In most scientific research an important test is whether the results of an experiment can be repeated, typically repeated by another lab and research group. A result that cannot be confirmed in this way is generally viewed as invalid. This is a great test for controlled experiments where virtually identical experimental conditions may be achieved.
In Earth science research involving observations of the natural world, experimental conditions cannot be reproduced. For environmental research the standard must switch for repeatable to intercomparable – capable of being compared. Research quality observations must be capable of being compared with measurements of the same environmental variable taken at other times and/or places. This quality of intercomparability is established by following identical measurement protocols and using instruments that are calibrated by comparison to standards. Often scientists prefer the instruments to be identical or for the same instrument to be used in different times and places.
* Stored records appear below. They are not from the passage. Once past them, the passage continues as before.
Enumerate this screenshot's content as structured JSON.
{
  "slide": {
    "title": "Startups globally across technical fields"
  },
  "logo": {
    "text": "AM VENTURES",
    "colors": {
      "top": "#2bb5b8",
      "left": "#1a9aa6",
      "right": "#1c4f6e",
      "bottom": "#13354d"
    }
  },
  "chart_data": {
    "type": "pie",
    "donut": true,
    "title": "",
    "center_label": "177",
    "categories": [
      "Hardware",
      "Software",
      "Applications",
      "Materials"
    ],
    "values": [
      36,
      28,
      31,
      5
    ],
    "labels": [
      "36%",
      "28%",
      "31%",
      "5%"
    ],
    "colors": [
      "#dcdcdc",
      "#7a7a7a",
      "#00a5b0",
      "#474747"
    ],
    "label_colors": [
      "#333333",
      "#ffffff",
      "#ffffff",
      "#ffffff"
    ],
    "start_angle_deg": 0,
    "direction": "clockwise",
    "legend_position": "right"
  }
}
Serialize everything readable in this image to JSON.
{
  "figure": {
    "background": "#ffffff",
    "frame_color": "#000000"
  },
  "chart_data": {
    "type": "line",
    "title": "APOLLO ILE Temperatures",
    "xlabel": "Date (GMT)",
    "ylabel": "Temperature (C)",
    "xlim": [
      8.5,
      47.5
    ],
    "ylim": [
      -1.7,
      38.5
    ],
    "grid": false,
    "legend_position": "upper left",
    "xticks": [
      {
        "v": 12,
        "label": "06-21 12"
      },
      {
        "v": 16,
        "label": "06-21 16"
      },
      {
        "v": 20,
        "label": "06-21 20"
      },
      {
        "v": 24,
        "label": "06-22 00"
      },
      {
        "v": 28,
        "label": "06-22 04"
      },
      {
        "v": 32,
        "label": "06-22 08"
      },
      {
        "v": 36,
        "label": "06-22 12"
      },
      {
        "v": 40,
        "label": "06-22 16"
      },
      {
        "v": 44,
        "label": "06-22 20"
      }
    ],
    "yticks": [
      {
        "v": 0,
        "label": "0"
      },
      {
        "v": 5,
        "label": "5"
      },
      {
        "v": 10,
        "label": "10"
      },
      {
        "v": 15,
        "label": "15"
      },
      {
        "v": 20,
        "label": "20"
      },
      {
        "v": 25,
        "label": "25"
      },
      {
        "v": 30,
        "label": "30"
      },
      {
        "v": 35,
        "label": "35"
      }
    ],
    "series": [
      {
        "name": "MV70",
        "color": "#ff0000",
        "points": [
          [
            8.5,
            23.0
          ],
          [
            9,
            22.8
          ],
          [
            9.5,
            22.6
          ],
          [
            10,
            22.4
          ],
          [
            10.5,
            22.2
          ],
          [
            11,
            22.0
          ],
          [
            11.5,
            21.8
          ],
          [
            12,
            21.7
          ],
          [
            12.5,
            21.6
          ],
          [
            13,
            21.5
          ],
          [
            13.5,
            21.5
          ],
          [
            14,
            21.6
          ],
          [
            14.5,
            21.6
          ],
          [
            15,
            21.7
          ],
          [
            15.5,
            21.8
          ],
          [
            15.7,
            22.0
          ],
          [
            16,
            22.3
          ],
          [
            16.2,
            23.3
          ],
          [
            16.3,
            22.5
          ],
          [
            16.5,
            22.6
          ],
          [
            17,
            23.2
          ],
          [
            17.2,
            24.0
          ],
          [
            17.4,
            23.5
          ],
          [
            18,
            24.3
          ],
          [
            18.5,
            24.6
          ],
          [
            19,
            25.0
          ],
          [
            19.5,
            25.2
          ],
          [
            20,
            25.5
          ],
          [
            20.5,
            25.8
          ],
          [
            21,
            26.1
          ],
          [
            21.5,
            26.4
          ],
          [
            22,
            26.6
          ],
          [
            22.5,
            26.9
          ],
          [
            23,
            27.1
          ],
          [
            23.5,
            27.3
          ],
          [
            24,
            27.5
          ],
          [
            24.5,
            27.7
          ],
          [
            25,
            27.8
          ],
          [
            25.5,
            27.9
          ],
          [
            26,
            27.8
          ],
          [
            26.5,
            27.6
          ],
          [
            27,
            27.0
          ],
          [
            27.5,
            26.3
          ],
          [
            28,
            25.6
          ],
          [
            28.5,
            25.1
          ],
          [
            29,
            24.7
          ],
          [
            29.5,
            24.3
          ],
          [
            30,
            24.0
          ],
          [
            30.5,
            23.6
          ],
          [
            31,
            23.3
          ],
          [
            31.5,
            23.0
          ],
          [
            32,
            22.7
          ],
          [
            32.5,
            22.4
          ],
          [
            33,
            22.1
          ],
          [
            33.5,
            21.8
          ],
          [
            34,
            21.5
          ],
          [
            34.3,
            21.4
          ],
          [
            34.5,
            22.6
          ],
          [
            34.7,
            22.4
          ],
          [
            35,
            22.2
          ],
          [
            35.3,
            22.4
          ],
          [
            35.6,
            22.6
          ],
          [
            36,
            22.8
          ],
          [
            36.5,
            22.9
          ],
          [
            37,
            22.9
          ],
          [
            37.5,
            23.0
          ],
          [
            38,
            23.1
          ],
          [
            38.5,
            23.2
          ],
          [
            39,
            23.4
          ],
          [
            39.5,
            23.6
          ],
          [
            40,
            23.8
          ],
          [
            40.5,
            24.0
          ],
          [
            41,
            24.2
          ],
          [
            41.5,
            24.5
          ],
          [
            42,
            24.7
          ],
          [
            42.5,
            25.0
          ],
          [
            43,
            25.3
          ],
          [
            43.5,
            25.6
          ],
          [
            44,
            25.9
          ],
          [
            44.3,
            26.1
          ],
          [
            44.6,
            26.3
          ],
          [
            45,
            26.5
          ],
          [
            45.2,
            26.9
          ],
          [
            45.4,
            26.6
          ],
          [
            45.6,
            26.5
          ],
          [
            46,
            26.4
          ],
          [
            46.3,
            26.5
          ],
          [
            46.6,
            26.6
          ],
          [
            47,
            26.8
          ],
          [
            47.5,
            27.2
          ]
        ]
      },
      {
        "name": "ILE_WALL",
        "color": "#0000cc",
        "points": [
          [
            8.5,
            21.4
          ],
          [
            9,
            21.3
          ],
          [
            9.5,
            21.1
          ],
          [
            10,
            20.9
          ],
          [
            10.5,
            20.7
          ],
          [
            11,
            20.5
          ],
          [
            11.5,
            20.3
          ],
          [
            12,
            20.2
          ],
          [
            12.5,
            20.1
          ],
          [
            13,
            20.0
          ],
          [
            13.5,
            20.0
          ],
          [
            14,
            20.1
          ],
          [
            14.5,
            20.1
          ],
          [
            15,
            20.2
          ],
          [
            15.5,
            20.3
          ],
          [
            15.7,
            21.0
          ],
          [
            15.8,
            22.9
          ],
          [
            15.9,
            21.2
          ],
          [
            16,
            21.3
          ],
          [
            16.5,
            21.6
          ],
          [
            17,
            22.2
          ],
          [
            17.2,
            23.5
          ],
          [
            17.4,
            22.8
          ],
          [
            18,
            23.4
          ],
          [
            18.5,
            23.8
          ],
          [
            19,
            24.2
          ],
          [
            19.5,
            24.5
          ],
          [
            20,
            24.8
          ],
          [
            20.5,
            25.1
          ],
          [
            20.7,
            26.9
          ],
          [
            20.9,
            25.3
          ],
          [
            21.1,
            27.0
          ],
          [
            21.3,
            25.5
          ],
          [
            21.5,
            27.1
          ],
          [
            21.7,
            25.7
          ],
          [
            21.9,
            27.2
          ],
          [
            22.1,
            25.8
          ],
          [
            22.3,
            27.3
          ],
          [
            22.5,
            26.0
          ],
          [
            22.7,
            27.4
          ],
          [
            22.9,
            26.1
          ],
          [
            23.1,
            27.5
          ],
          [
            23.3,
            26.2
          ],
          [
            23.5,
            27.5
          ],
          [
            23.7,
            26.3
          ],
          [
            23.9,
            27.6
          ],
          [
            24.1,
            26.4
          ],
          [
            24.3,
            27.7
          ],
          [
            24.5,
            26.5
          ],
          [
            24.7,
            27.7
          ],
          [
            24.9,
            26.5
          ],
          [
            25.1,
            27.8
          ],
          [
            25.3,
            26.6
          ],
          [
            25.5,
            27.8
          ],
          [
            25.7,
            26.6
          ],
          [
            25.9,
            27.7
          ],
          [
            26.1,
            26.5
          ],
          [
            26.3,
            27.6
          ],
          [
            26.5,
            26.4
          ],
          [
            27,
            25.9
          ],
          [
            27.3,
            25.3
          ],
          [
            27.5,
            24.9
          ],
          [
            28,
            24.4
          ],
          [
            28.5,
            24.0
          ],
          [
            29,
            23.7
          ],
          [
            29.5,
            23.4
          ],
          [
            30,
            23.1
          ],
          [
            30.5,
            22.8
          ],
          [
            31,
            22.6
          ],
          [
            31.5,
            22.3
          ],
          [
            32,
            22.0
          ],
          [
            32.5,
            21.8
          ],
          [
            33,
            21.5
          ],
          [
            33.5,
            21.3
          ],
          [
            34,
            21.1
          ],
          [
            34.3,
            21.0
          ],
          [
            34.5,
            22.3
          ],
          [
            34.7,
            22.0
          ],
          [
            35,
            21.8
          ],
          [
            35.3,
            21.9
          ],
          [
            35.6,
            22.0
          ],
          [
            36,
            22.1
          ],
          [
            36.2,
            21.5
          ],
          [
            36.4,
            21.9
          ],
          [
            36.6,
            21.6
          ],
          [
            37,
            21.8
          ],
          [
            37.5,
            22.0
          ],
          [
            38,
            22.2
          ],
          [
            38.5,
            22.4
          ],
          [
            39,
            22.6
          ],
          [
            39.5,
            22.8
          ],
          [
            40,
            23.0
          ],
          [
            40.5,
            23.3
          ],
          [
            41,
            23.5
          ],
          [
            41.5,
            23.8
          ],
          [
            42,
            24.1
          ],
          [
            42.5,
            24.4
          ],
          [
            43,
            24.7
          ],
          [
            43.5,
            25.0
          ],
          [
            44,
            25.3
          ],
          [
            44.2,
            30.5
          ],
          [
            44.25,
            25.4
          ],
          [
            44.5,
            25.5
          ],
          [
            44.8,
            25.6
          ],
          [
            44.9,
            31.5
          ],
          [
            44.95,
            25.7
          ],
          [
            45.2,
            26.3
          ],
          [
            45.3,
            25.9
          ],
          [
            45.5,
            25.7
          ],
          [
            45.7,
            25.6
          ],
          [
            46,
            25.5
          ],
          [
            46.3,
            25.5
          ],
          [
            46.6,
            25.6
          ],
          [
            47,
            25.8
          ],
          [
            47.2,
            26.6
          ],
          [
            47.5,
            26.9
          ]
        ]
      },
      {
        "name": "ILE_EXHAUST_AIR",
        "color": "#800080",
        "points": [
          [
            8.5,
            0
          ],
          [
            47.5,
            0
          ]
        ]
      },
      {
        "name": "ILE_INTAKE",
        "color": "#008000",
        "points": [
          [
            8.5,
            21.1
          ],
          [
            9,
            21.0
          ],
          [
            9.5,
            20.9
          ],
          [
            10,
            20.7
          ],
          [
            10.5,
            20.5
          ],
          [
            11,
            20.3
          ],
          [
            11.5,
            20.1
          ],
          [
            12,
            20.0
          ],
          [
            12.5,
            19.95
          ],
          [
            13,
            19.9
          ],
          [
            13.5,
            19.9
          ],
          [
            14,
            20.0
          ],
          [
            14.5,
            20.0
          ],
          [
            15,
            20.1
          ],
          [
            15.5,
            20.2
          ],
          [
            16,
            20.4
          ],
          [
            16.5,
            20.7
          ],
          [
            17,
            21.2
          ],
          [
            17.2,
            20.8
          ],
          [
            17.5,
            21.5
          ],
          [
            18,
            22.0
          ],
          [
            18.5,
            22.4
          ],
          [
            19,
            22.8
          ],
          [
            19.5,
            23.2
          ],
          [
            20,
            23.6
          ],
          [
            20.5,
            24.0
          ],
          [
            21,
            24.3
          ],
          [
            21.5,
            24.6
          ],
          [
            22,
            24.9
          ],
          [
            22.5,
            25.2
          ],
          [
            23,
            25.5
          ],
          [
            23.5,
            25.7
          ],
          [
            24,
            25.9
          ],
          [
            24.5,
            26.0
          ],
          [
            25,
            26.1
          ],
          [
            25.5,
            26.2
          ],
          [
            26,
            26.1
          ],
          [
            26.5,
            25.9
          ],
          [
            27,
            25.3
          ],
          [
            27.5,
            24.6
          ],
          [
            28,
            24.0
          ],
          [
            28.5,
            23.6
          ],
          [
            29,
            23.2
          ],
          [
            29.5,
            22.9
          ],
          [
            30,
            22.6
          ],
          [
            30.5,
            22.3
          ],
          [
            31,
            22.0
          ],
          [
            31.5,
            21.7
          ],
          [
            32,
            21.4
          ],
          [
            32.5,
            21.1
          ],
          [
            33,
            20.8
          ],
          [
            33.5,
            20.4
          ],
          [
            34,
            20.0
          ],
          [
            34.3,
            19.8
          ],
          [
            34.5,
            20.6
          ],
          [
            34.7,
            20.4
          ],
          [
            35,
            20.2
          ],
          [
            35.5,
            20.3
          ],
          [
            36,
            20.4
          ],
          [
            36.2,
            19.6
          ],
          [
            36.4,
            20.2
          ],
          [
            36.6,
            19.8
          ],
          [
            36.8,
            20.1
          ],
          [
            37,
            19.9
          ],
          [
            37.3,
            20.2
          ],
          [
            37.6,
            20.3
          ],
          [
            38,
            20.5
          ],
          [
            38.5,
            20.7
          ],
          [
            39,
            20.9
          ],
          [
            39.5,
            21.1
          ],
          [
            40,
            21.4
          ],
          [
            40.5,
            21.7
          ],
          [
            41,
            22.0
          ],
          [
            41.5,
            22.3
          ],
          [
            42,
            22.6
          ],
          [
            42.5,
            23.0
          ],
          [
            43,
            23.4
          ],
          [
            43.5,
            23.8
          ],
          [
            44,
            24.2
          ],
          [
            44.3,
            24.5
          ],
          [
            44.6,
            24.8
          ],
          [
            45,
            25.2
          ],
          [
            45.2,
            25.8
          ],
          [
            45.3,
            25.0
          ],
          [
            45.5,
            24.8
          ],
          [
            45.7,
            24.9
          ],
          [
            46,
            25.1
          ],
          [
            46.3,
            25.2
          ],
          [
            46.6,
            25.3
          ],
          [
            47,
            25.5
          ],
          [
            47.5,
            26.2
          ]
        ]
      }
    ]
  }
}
Remote sensing instruments flown on satellites are a key example of using an instrument to observe large areas of Earth for years. The calibration of the instruments must be confirmed repeatedly. The same technique applies to instruments flown on aircraft or long-duration balloons. In situ measurement systems may be moved through the environment on ships, aircraft, balloons, motor vehicles, and even by humans. In this instance the calibration also must be maintained.
By following observation protocols, using instruments with known, stable characteristics, and recalibrating when necessary, citizen scientists can take measurements that are research quality and intercomparable. In some cases scientists want these observations to be taken with identical devices. For example CoCoRaHS requires all participants to use the same rain gauge, a rain gauge that is also used in GLOBE. Data from automated weather stations is not accepted. In other cases, scientists must take into account the different characteristics of different devices when combining datasets acquired by different devices or even acquired following different protocols. An example with GLOBE is combining maximum and minimum daily air temperature data taken with digital multi-day max/min thermometers, U-tube thermometers, other max/min thermometers, and data from automated weather stations.
GLOBE provides standard observation protocols, instrument specifications, and calibration procedures that enable students and others to take intercomparable environmental measurements as citizen scientists.